Plans for a family gathering and dedication need to be completed by end of summer 2008 so all interested may make arrangements to attend. These plans need to be made by a family organization which means YOU.

Those of you who are in favor of this project and plan to support it financially, please email me what you pledge to donate so we can plan accordingly.

As I continue to learn more about the accomplishments of Chauncey West and the tremendous historical events that took place during his lifetime that he had a part in, I feel totally inadequate to put it into words. I am reading the seven-hundred page book Empire Express - Building The First Transcontinental Railroad, by David Haward Bain which was described by another historian and writer Geoffrey C. Ward in these words: "One of the greatest of all American stories has finally found a chronicler up to the task of telling it. David Haward Bain has managed to encompass it all--genuine heroism and brutal dispossession, utopian vision and rampant corruption, technological wonders and war with the elements--in vivid narrative that no one interested in the American character will want to miss."

It is obvious to me that the "genuine heroism" and utopian vision" spoken of definitely applied to Brigham Young's vision of how a railroad would benefit the growth of the Kingdom of God as well as the benefit to our nation. Brigham Young was the first one to buy Union Pacific stock and the only one who paid in full for it. Chauncey W. West, his partners and all of the men who labored in this state, most of whom were never paid, are the real heroes of this epoch.

For those of you who want to know more about Chauncey's contribution in this very important part of our nations history, I refer you to Bain's book or to Stephan Ambrose, another respected historical writer, who also wrote a book about the building of the railroad.
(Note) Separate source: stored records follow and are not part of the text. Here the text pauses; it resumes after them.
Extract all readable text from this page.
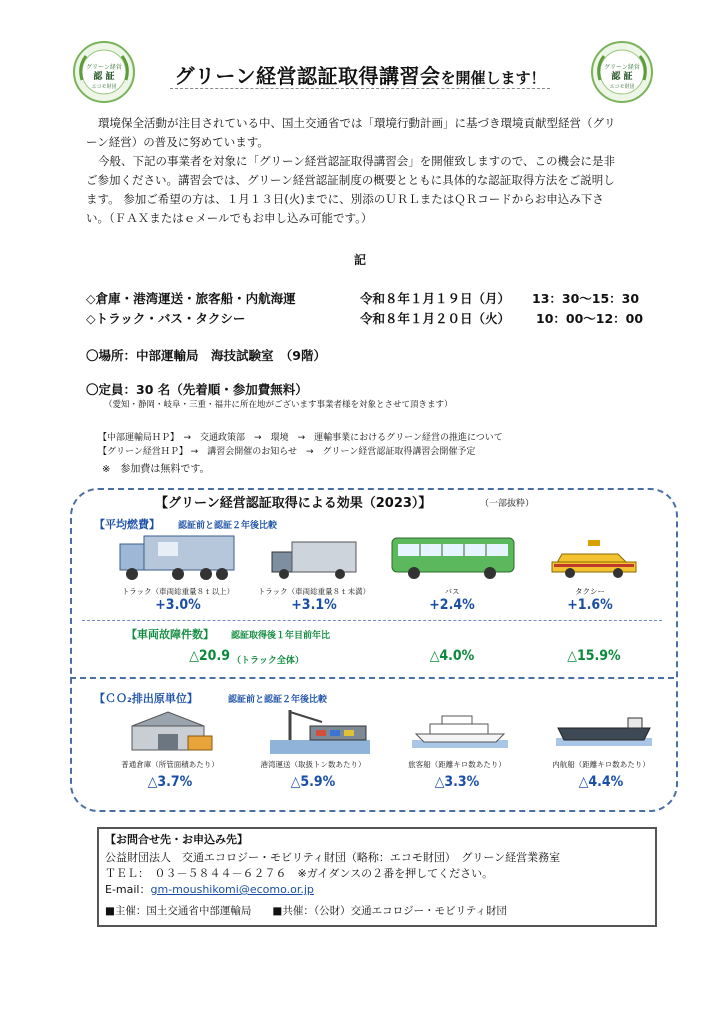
グリーン経営
認 証
エコモ財団
グリーン経営
認 証
エコモ財団
グリーン経営認証取得講習会を開催します！
環境保全活動が注目されている中、国土交通省では「環境行動計画」に基づき環境貢献型経営（グリ
ーン経営）の普及に努めています。
今般、下記の事業者を対象に「グリーン経営認証取得講習会」を開催致しますので、この機会に是非
ご参加ください。講習会では、グリーン経営認証制度の概要とともに具体的な認証取得方法をご説明し
ます。 参加ご希望の方は、１月１３日(火)までに、別添のＵＲＬまたはＱＲコードからお申込み下さ
い。（ＦＡＸまたはｅメールでもお申し込み可能です。）
記
◇倉庫・港湾運送・旅客船・内航海運	令和８年１月１９日（月） 13：30～15：30
◇トラック・バス・タクシー	令和８年１月２０日（火） 10：00～12：00
〇場所：中部運輸局　海技試験室　（9階）
〇定員：30 名（先着順・参加費無料）
（愛知・静岡・岐阜・三重・福井に所在地がございます事業者様を対象とさせて頂きます）
【中部運輸局ＨＰ】　→　交通政策部　→　環境　→　運輸事業におけるグリーン経営の推進について
【グリーン経営ＨＰ】 →　講習会開催のお知らせ　→　グリーン経営認証取得講習会開催予定
※　参加費は無料です。
【グリーン経営認証取得による効果（2023）】	（一部抜粋）
【平均燃費】 認証前と認証２年後比較
トラック（車両総重量８ｔ以上）	トラック（車両総重量８ｔ未満）	バス	タクシー
+3.0%	+3.1%	+2.4%	+1.6%
【車両故障件数】 認証取得後１年目前年比
△20.9 （トラック全体）	△4.0%	△15.9%
【ＣＯ₂排出原単位】	認証前と認証２年後比較
普通倉庫（所管面積あたり）	港湾運送（取扱トン数あたり）	旅客船（距離キロ数あたり）	内航船（距離キロ数あたり）
△3.7%	△5.9%	△3.3%	△4.4%
【お問合せ先・お申込み先】
公益財団法人　交通エコロジー・モビリティ財団（略称：エコモ財団）　グリーン経営業務室
ＴＥＬ：　０３－５８４４－６２７６　※ガイダンスの２番を押してください。
E-mail：gm-moushikomi@ecomo.or.jp
■主催：国土交通省中部運輸局　　■共催：（公財）交通エコロジー・モビリティ財団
It came with a high price for Chauncey and his family. Chauncey died in San Francisco while on one of several trips made in an attempt to be paid for the work that his company did in building the railroad. They were paid about half of what was owed. Another partner was Ezra T. Benson who also died within about six months of Chauncey. Lorin Farr was left with trying to straighten everything out. It took the rest of his lifetime for him to recover financially. What a great loss it was to everyone in the Ogden and Logan areas to lose such able, righteous, beloved servants of God.